After leading her quartet to the final of the St Petersburg Classic last week, Gina Aitken will once again skip British Curling’s Team Blue as they head to Switzerland for The Challenger.
The newly created eight-team event, which takes place in the town of Basel, will once again see the full nine-player, British Curling elite women’s squad in action against some of the best teams in the world including Sweden’s Olympic champions Team Hasselborg and the host country’s reigning world champions Team Tirinzoni.
Aitken was playing alongside three-time Olympian Eve Muirhead when they last lined up in the same field as Hasselborg and Tirinzoni at another new event, the inaugural Euro Super Series in Stirling earlier this month, but they are rival skips this time around, as they were last week when Aitken guided her team to that final, an experience she relished and having waited more than a year to compete overseas, she is looking forward to another trip this weekend.
“Last week in Russia was amazing to be out in what was a really nice place and competing with international teams again, getting a feel for what we love doing,” she said.
“Switzerland’s always lovely, so I’ve got high hopes for this week, but it’ll be a new place for me.”
While satisfied with her start to the season that has brought podium finishes as part of two different line-ups, Aitken admitted that the squad system is asking questions of the players as it was designed to, with British Curling coaches having to work out the best women’s combination to send to an Olympic qualifying competition for the first time ever.
“Generally, I’ve been really happy with the way things have gone. With things changing it’s always going to be challenging,” she said.

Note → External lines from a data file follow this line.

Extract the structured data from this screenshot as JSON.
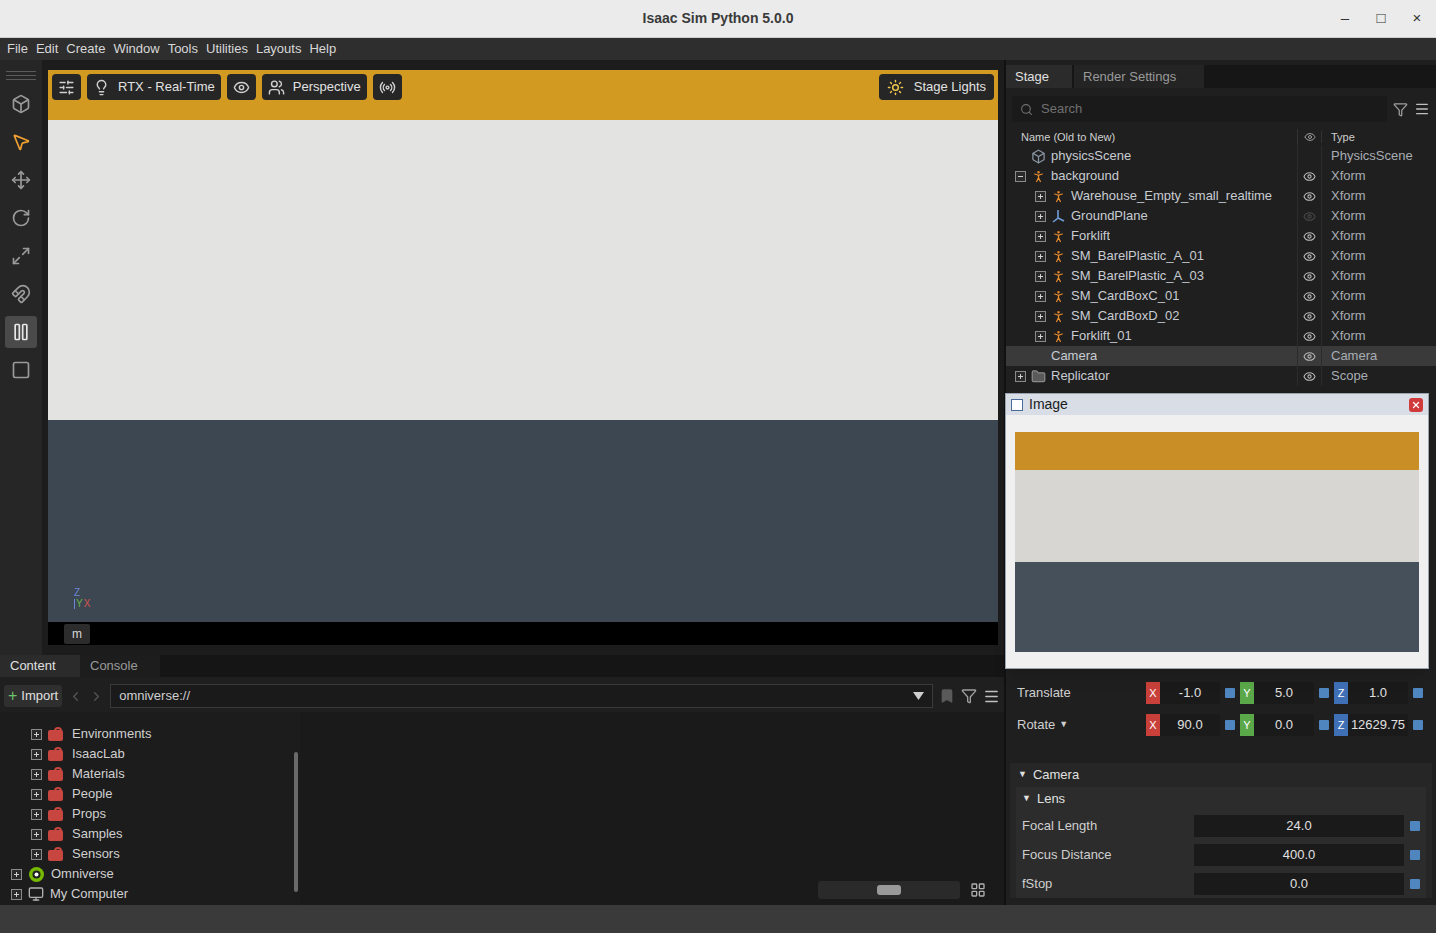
{
  "window": {
    "title": "Isaac Sim Python 5.0.0",
    "controls": [
      "–",
      "□",
      "×"
    ]
  },
  "menu": [
    "File",
    "Edit",
    "Create",
    "Window",
    "Tools",
    "Utilities",
    "Layouts",
    "Help"
  ],
  "tools": [
    {
      "selected": false,
      "pressed": false
    },
    {
      "selected": true,
      "pressed": false
    },
    {
      "selected": false,
      "pressed": false
    },
    {
      "selected": false,
      "pressed": false
    },
    {
      "selected": false,
      "pressed": false
    },
    {
      "selected": false,
      "pressed": false
    },
    {
      "selected": false,
      "pressed": true
    },
    {
      "selected": false,
      "pressed": false
    }
  ],
  "viewport": {
    "toolbar": [
      {
        "kind": "icon"
      },
      {
        "kind": "labeled",
        "label": "RTX - Real-Time"
      },
      {
        "kind": "icon"
      },
      {
        "kind": "labeled",
        "label": "Perspective"
      },
      {
        "kind": "icon"
      }
    ],
    "lights": {
      "label": "Stage Lights"
    },
    "unit": "m",
    "axes": [
      {
        "label": "Z",
        "color": "#6b86d6"
      },
      {
        "label": "Y",
        "color": "#6ab04c"
      },
      {
        "label": "X",
        "color": "#d9534f"
      }
    ]
  },
  "stage": {
    "tabs": [
      {
        "label": "Stage",
        "selected": true
      },
      {
        "label": "Render Settings",
        "selected": false
      }
    ],
    "search": {
      "placeholder": "Search"
    },
    "columns": [
      "Name (Old to New)",
      "Type"
    ],
    "rows": [
      {
        "name": "physicsScene",
        "type": "PhysicsScene",
        "depth": 0,
        "expandable": false,
        "expanded": false,
        "visibility": "none",
        "selected": false,
        "kind": "physics"
      },
      {
        "name": "background",
        "type": "Xform",
        "depth": 0,
        "expandable": true,
        "expanded": true,
        "visibility": "on",
        "selected": false,
        "kind": "xform"
      },
      {
        "name": "Warehouse_Empty_small_realtime",
        "type": "Xform",
        "depth": 1,
        "expandable": true,
        "expanded": false,
        "visibility": "on",
        "selected": false,
        "kind": "xform"
      },
      {
        "name": "GroundPlane",
        "type": "Xform",
        "depth": 1,
        "expandable": true,
        "expanded": false,
        "visibility": "off",
        "selected": false,
        "kind": "ground"
      },
      {
        "name": "Forklift",
        "type": "Xform",
        "depth": 1,
        "expandable": true,
        "expanded": false,
        "visibility": "on",
        "selected": false,
        "kind": "xform"
      },
      {
        "name": "SM_BarelPlastic_A_01",
        "type": "Xform",
        "depth": 1,
        "expandable": true,
        "expanded": false,
        "visibility": "on",
        "selected": false,
        "kind": "xform"
      },
      {
        "name": "SM_BarelPlastic_A_03",
        "type": "Xform",
        "depth": 1,
        "expandable": true,
        "expanded": false,
        "visibility": "on",
        "selected": false,
        "kind": "xform"
      },
      {
        "name": "SM_CardBoxC_01",
        "type": "Xform",
        "depth": 1,
        "expandable": true,
        "expanded": false,
        "visibility": "on",
        "selected": false,
        "kind": "xform"
      },
      {
        "name": "SM_CardBoxD_02",
        "type": "Xform",
        "depth": 1,
        "expandable": true,
        "expanded": false,
        "visibility": "on",
        "selected": false,
        "kind": "xform"
      },
      {
        "name": "Forklift_01",
        "type": "Xform",
        "depth": 1,
        "expandable": true,
        "expanded": false,
        "visibility": "on",
        "selected": false,
        "kind": "xform"
      },
      {
        "name": "Camera",
        "type": "Camera",
        "depth": 0,
        "expandable": false,
        "expanded": false,
        "visibility": "on",
        "selected": true,
        "kind": "camera"
      },
      {
        "name": "Replicator",
        "type": "Scope",
        "depth": 0,
        "expandable": true,
        "expanded": false,
        "visibility": "on",
        "selected": false,
        "kind": "scope"
      }
    ]
  },
  "image_window": {
    "title": "Image"
  },
  "properties": {
    "transforms": [
      {
        "label": "Translate",
        "glyph": "",
        "values": [
          {
            "axis": "X",
            "value": "-1.0",
            "color": "#c9403a"
          },
          {
            "axis": "Y",
            "value": "5.0",
            "color": "#5aa84a"
          },
          {
            "axis": "Z",
            "value": "1.0",
            "color": "#3f6fb5"
          }
        ]
      },
      {
        "label": "Rotate",
        "glyph": "▼",
        "values": [
          {
            "axis": "X",
            "value": "90.0",
            "color": "#c9403a"
          },
          {
            "axis": "Y",
            "value": "0.0",
            "color": "#5aa84a"
          },
          {
            "axis": "Z",
            "value": "12629.75",
            "color": "#3f6fb5"
          }
        ]
      }
    ],
    "section": {
      "glyph": "▼",
      "label": "Camera",
      "expanded": true,
      "subsection": {
        "glyph": "▼",
        "label": "Lens",
        "expanded": true,
        "rows": [
          {
            "label": "Focal Length",
            "value": "24.0"
          },
          {
            "label": "Focus Distance",
            "value": "400.0"
          },
          {
            "label": "fStop",
            "value": "0.0"
          }
        ]
      }
    }
  },
  "content": {
    "tabs": [
      {
        "label": "Content",
        "selected": true
      },
      {
        "label": "Console",
        "selected": false
      }
    ],
    "import": {
      "glyph": "+",
      "label": "Import"
    },
    "path": "omniverse://",
    "tree": [
      {
        "label": "Environments",
        "depth": 1,
        "expandable": true,
        "expanded": false,
        "kind": "locked-folder"
      },
      {
        "label": "IsaacLab",
        "depth": 1,
        "expandable": true,
        "expanded": false,
        "kind": "locked-folder"
      },
      {
        "label": "Materials",
        "depth": 1,
        "expandable": true,
        "expanded": false,
        "kind": "locked-folder"
      },
      {
        "label": "People",
        "depth": 1,
        "expandable": true,
        "expanded": false,
        "kind": "locked-folder"
      },
      {
        "label": "Props",
        "depth": 1,
        "expandable": true,
        "expanded": false,
        "kind": "locked-folder"
      },
      {
        "label": "Samples",
        "depth": 1,
        "expandable": true,
        "expanded": false,
        "kind": "locked-folder"
      },
      {
        "label": "Sensors",
        "depth": 1,
        "expandable": true,
        "expanded": false,
        "kind": "locked-folder"
      },
      {
        "label": "Omniverse",
        "depth": 0,
        "expandable": true,
        "expanded": false,
        "kind": "omniverse"
      },
      {
        "label": "My Computer",
        "depth": 0,
        "expandable": true,
        "expanded": false,
        "kind": "computer"
      }
    ]
  }
}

“You’re always on your toes, having to work hard and focusing on the next thing, but so far, so good and it’s been really enjoyable learning from playing with different players. That’s been good. There’s been a positive side.”
After spending several seasons as a mixed doubles specialist, winning five Scottish titles in that time, Aitken made a major impact last season when she returned full-time to the four-player game when she skipped her team of Rebecca Morrison, Mili Smith and Sophie Sinclair to victories in two of the four women’s tournaments staged by British Curling in the National Curling Academy and she has that group back together this week, along with two-time Olympian Lauren Gray.
“We’re going to be a five-player team, close to the old team that we had last year. I’m looking forward to playing with those girls and with Lauren for the first time as well,” she said.
“So, we’ve got lots of exciting things to look forward to for this event coming back, but after that we don’t know. We’re not sure what the plan is after next week. That’s all to be decided by the coaches.”
The next fortnight involves another trip to Switzerland, before the women head to Canada the following week and, with both British Curling teams having made it to the podium in both events so far, she believes it would be a mistake to start looking far ahead towards selection for the European Championships and the ensuing Olympic qualifying competition.
“There’s a long way to go before then,” said Aitken.
“Nothing’s set yet and no-one’s in a better position than anyone else, so we’re just taking it as we go. We’ve had a few good results, but teams keep changing so you’ve just got to keep on going.”
Muirhead will meanwhile line up with two of her regular teammates, Vicky Wright and reigning world mixed doubles champion Jen Dodds, as well as Hailey Duff for the trip to Biel.
“It’s always nice to go to Switzerland. I’ve played a lot there and it is one of my favourite places to curl. It’s another new combination and that’s going to raise some challenges, but it’s also going to bring some fresh ideas,” she said.
“As a team we’ve had a really good week of training with our coach Nancy (Smith). We’ve worked on a lot of small details and our plan is to take that into Switzerland this weekend.
“We’ve also got two more events coming up with potentially different combinations there as well, but I think the best way of seeing it and the best way of focusing on it is for me just to be the best team player I can, regardless of who I’m playing with.
“It can be difficult as a skip for it to be constantly changing because you get no consistency and you don’t have the same rotation as players, so that can be tough.
“However, I realise it’s going to be like this until selections take place (for the major championships).”
While acknowledging the quality of the field, the former World and European champion has seen enough this season to be confident of performing well this week.
“We will target the event knowing we are one of the best teams there,” she said.
“There’s a great line-up with world champs and Olympic champs, but I think at all these events, regardless of the outcome, regardless of the result, we have to make sure as a squad and as a team that we take as much from it as possible and take that into the following couple of weeks we have planned.”